What Flannery actually said:

If the world as a whole cut all emissions tomorrow the average temperature of the planet is not going to drop in several hundred years, perhaps as much as a thousand years.

“Not going to drop” is clearly not the same as “make not a scrap of difference”. Nor is “several hundred years, perhaps as much as a thousand years” the same as “not… any time in the next 1000 years”.

We’re talking about a system in which the temperature is increasing. The best we can hope for in the shorter term is to slow that increase down, maybe if we’re lucky stop it completely. The more countries that act, the better our chances, and the quicker we’ll reduce the damage. That Flannery thinks there’s a prospect of actually reducing the levels back to the levels of today, or pre-industrial levels, is very reassuring – but the time-scale he talks about is nothing to do with when there’d first be a difference between acting and not acting.

Even if it’ll take a long time to return the system to the earlier levels (and I’m glad to hear that that’s even possible), the immediate challenge is to reduce the increase.
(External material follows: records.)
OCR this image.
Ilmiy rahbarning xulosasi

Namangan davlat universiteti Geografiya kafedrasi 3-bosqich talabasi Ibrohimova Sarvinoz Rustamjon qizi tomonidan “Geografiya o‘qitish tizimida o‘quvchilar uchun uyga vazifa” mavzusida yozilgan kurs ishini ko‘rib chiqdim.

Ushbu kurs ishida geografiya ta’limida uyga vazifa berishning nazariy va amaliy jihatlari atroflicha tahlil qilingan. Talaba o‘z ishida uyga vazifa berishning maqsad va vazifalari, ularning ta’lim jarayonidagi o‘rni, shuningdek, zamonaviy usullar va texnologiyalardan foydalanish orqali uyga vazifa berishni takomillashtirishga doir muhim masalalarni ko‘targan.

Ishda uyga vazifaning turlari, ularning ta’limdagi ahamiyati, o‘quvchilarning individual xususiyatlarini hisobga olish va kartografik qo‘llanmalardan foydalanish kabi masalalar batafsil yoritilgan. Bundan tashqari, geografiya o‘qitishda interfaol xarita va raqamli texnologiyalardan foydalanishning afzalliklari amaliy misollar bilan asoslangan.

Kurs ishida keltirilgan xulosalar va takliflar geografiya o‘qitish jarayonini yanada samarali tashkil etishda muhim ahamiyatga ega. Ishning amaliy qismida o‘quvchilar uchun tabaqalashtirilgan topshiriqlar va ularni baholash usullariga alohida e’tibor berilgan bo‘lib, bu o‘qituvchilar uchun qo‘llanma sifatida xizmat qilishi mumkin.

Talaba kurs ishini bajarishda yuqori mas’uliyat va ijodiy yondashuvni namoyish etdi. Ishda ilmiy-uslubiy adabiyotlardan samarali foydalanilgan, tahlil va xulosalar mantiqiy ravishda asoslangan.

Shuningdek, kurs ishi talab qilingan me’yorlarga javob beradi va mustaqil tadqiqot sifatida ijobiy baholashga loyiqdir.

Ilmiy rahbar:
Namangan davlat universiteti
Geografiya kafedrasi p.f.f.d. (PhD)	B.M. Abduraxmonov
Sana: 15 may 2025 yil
That’s what the proposed action is supposed to achieve, and that’s what we’re debating.

So Abbott’s misrepresentation of Flannery’s remark is not only dishonest, it also indicates that he hasn’t the faintest idea what his opponents are actually talking about.

Labor and climate scientists and the Greens and anyone with an interest in rational public debate all need to be out there right now squashing this stupid meme before it takes any more hold on the gullible. Because once this one sinks in, they’ll find something even more outrageously stupid and build up the ignorance even further. It has to be tackled now, and exposed for the moronic fraud it is.

Let’s see who in the media actually call Abbott on his shameless misrepresentation of Flannery, and the ignorance about the actual proposal that his remarks reveal. Anyone?